Neste capítulo, foi possível evidenciar que as teorias que elencam as bases pelas quais a percepção das diferenças intergrupais opera utilizam pressupostos situados em distintos níveis de análise, considerando, sobretudo, as perspectivas que defendem a atualização dos fenômenos e processos intergrupais. Com isso, uma das considerações mais importantes a que chegamos aponta que qualquer que seja o fenômeno situado no quadro das relações intergrupais, trata-se de um fenômeno multideterminado e multifacetado, o que implica em dispor de estudos vinculados a diferentes níveis de análise (Doise, 1982) para uma compreensão mais abrangente. Por esta razão, debatemos os pressupostos da percepção de variabilidade grupal, entitatividade e essencialismo sempre à luz de fatores de ordem social ou cultural.

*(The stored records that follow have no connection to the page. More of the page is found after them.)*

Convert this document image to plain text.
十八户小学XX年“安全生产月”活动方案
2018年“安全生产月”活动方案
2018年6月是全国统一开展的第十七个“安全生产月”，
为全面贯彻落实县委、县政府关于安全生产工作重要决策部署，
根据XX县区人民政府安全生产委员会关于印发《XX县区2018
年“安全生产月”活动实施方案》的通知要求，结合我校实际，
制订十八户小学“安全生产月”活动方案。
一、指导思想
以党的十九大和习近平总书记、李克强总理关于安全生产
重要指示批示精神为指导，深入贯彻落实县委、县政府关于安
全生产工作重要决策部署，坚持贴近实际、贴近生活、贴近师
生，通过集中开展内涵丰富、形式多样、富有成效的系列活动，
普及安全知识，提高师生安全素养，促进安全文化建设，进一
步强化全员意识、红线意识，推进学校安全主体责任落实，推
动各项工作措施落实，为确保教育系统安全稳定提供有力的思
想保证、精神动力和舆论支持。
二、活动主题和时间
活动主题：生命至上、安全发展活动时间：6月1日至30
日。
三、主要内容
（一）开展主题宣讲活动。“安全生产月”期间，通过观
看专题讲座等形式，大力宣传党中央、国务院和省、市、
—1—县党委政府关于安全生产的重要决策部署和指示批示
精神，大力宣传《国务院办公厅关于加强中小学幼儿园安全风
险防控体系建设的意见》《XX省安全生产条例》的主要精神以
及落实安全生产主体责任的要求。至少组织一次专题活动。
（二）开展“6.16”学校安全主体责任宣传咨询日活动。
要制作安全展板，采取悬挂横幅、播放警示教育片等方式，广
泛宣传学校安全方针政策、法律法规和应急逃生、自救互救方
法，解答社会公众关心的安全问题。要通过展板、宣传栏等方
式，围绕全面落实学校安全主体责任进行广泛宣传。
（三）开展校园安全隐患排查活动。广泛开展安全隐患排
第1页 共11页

Podemos salientar, como conclusão, que modelos puramente sociais ou puramente cognitivos são igualmente insuficientes para explicar os enviesamentos na percepção e julgamento intergrupais. Conforme argumenta Cabecinhas (1998), a identidade social tem um impacto significativo na percepção dos grupos sociais, o que conduz a enviesamentos assimétricos relativos ao estatuto dos grupos envolvidos no processo de interação intergrupal, sendo esse processo a base comumente associada ao preconceito (Costa-Lopes et al., 2008; Haslam, Bastian, Bain & Kashima, 2006; Pereira et al., 2011).

Foi possível de se perceber também que a maior parte dos estudos sobre o preconceito considera que a estruturação deste fenômeno se dá por meio do processo de percepção de diferenças grupais (Haslam e Levy, 2006; Morton et al., 2009), mas sua interação com o contexto o define enquanto princípio normativo, seus níveis e formas de expressão (Lima e Vala, 2004b).

Finalmente, tendo discutido o conjunto de teorias e estudos que suportam uma perspectiva integradora no estudo do preconceito, na sequência, a partir desta perspectiva,

são apresentados dois estudos que procuram contribuir para o conhecimento sobre o preconceito de cor no contexto das relações raciais brasileiras.